In the context of propane in our exercise, when we increase the pressure on the gas in a container, we push the molecules closer together, enhancing intermolecular interactions. As described in the kinetic-molecular theory, this interaction can result in the gas condensing into a liquid, as it becomes energetically favorable under certain conditions like lower temperature or higher pressure.

Propane Density

Density is how much mass is contained in a given volume. For a gas like propane, density can change significantly based on pressure and temperature. However, for liquids, the density is generally more consistent.

To find the density of liquid propane, the exercise mentions a given density of 0.590 g/mL. This tells us that every milliliter of liquid propane has 0.590 grams of mass.

This density allows us to calculate the mass of liquid propane that fits into a specific volume. For example, by knowing the volume in milliliters, we can multiply it by the density to determine the mass, as shown in the exercise.

This concept is essential, as it gives us insight into how much propane can fit inside a container when it is in its liquid form compared to when it is a gas. Typically, the liquid state allows us to store more propane in the same volume, making it efficient for storage and transportation.

Moles Calculation

The calculation of moles is a fundamental part of chemistry that involves converting between mass, number of particles, and volume of substances. The mole is a unit that helps bridge the atomic and macroscopic world.

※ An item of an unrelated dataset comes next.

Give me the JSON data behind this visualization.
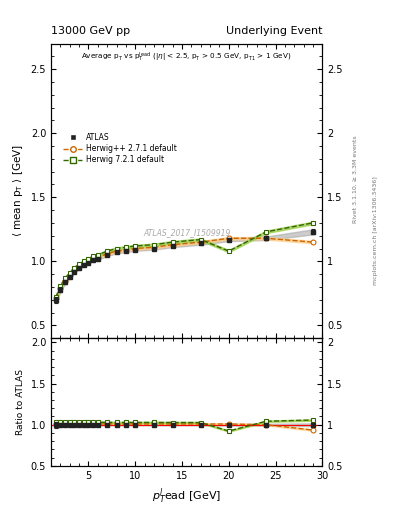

In the context of the exercise, moles are calculated using different formulas depending on the state of propane (gas or liquid).

1. **For gases:** We use the ideal gas law equation, which is: \( PV = nRT \) where:

• \( P \) is the pressure,
• \( V \) is the volume,
• \( n \) is the number of moles,
• \( R \) is the gas constant (0.0821 L·atm/mol·K),
• \( T \) is the temperature in Kelvin.

By rearranging the formula to solve for \( n \), we can find the number of moles of gas in a given volume and conditions.

2. **For liquids:** We start with the mass, calculated using the volume and the known density. Once we have the mass, we determine moles by dividing by the molecular weight of the substance. For propane, it's calculated based on its molecular formula \( \mathrm{C}_{3} \mathrm{H}_{8} \).

These calculations are crucial for understanding how much substance is present and are often used in chemical reactions to ensure the right proportions and amounts are involved.